Power is fleeting, love is eternal
(She/Her)
Anyone else still playing this? I got Knull and Galactus back-to-back and they're downright fucking nasty in the same deck. I'm climbin' those ranks.
As a Swede, I congratulate you on getting Knull. It's always nice getting a good Knull.
 
I started this recently. I think the balance of the Pool 1 cards makes for a really fun game. Some of the cards in later Pools seem like they might ruin the balance, but at some point the opportunities for collector level increases are bottlenecked by the trickle of credits from a few daily missions unless you're paying real money, so I don't have to worry about that for a while still. If I ever get to the point of Pool 2 I'll have gotten more than enough enjoyment out of the thing, so I'm not particularly worried about that happening.

I had heard that monetization is not too bad, but as someone who typically does not play games with this structure at all I have to say that it looks really bad to me! You can definitely ignore it and enjoy the game, and that's what I'm doing. But the whole game is definitely designed structured around creating the feeling, "I've earned all these boosters that I can't use unless I pay real money for credits, and it would be so easy to just buy some credits and get a ton of new cards, right now." I know that it's standard for the genre and not unique to this game, and maybe it's much less bad than it's peers—but it's extremely exploitative/manipulative judged on its own merits.

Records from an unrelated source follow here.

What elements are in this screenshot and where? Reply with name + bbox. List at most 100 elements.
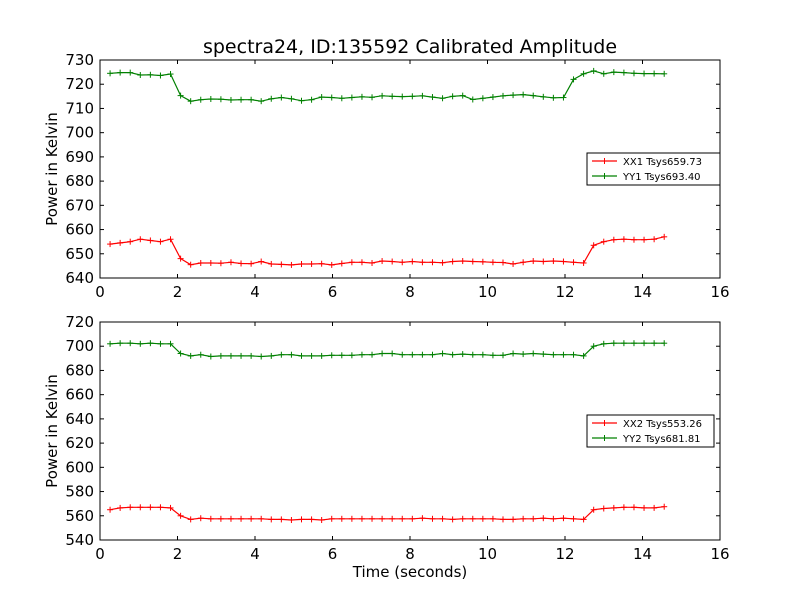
data-point — [500, 259, 506, 266]
data-point — [217, 352, 224, 359]
data-point — [429, 351, 436, 358]
data-point — [399, 93, 406, 100]
data-point — [328, 352, 335, 359]
data-point — [651, 70, 658, 77]
data-point — [348, 352, 355, 359]
data-point — [369, 94, 376, 101]
data-point — [278, 351, 285, 358]
data-point — [137, 72, 144, 79]
data-point — [389, 93, 396, 100]
data-point — [298, 352, 305, 359]
data-point — [520, 515, 527, 522]
data-point — [258, 353, 265, 360]
data-point — [479, 258, 486, 265]
data-point — [620, 236, 627, 243]
y-tick-label: 660 — [65, 221, 94, 239]
data-point — [600, 340, 607, 347]
x-tick-label: 0 — [95, 545, 105, 563]
data-point — [651, 504, 658, 511]
data-point — [510, 516, 517, 523]
x-tick-label: 10 — [478, 283, 497, 301]
x-tick-label: 6 — [328, 545, 338, 563]
data-point — [348, 259, 355, 266]
data-point — [439, 259, 446, 266]
data-point — [358, 259, 365, 266]
data-point — [328, 94, 335, 101]
data-point — [197, 259, 204, 266]
data-point — [127, 340, 134, 347]
data-point — [338, 260, 345, 267]
data-point — [489, 515, 496, 522]
data-point — [197, 515, 204, 522]
y-tick-label: 700 — [65, 337, 94, 355]
x-tick-label: 4 — [250, 283, 260, 301]
data-point — [137, 504, 144, 511]
data-point — [278, 261, 285, 268]
data-point — [147, 340, 154, 347]
data-point — [308, 516, 315, 523]
x-axis-label: Time (seconds) — [352, 563, 468, 581]
data-point — [449, 516, 456, 523]
data-point — [227, 96, 234, 103]
data-point — [520, 351, 527, 358]
data-point — [399, 259, 406, 266]
data-point — [127, 238, 134, 245]
data-point — [630, 504, 637, 511]
data-point — [439, 350, 446, 357]
data-point — [600, 70, 607, 77]
data-point — [358, 93, 365, 100]
data-point — [449, 93, 456, 100]
data-point — [540, 351, 547, 358]
data-point — [510, 260, 517, 267]
x-tick-label: 14 — [633, 283, 652, 301]
data-point — [479, 95, 486, 102]
data-point — [469, 258, 476, 265]
y-tick-label: 720 — [65, 313, 94, 331]
y-tick-label: 560 — [65, 507, 94, 525]
data-point — [590, 67, 597, 74]
data-point — [510, 92, 517, 99]
data-point — [610, 69, 617, 76]
data-point — [288, 95, 295, 102]
x-tick-label: 14 — [633, 545, 652, 563]
data-point — [147, 237, 154, 244]
series-line — [110, 70, 665, 102]
data-point — [248, 260, 255, 267]
data-point — [358, 515, 365, 522]
legend-item: YY1 Tsys693.40 — [592, 172, 701, 183]
data-point — [630, 70, 637, 77]
data-point — [238, 260, 245, 267]
x-tick-label: 8 — [405, 545, 415, 563]
data-point — [107, 241, 114, 248]
data-point — [540, 258, 547, 265]
data-point — [661, 233, 668, 240]
data-point — [550, 258, 557, 265]
data-point — [358, 351, 365, 358]
data-point — [560, 351, 567, 358]
data-point — [288, 351, 295, 358]
data-point — [419, 92, 426, 99]
data-point — [318, 94, 325, 101]
data-point — [580, 259, 587, 266]
data-point — [107, 340, 114, 347]
data-point — [177, 350, 184, 357]
data-point — [338, 515, 345, 522]
data-point — [328, 261, 335, 268]
data-point — [238, 515, 245, 522]
data-point — [449, 351, 456, 358]
data-point — [187, 352, 194, 359]
series-line — [110, 342, 665, 358]
y-tick-label: 660 — [65, 386, 94, 404]
data-point — [157, 72, 164, 79]
data-point — [328, 515, 335, 522]
data-point — [288, 517, 295, 524]
data-point — [298, 260, 305, 267]
data-point — [459, 258, 466, 265]
data-point — [610, 504, 617, 511]
data-point — [540, 515, 547, 522]
data-point — [469, 96, 476, 103]
data-point — [570, 351, 577, 358]
data-point — [207, 259, 214, 266]
data-point — [348, 515, 355, 522]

At least during Pool 1, the game itself has a really strong balance of elements from engine building games and CCGs with just enough interaction between players to keep it from being multiplayer solitaire in parallel and just enough randomness enabled by it being a video game to keep it from feeling rote, but not so much that it feels like the winner is totally arbitrary.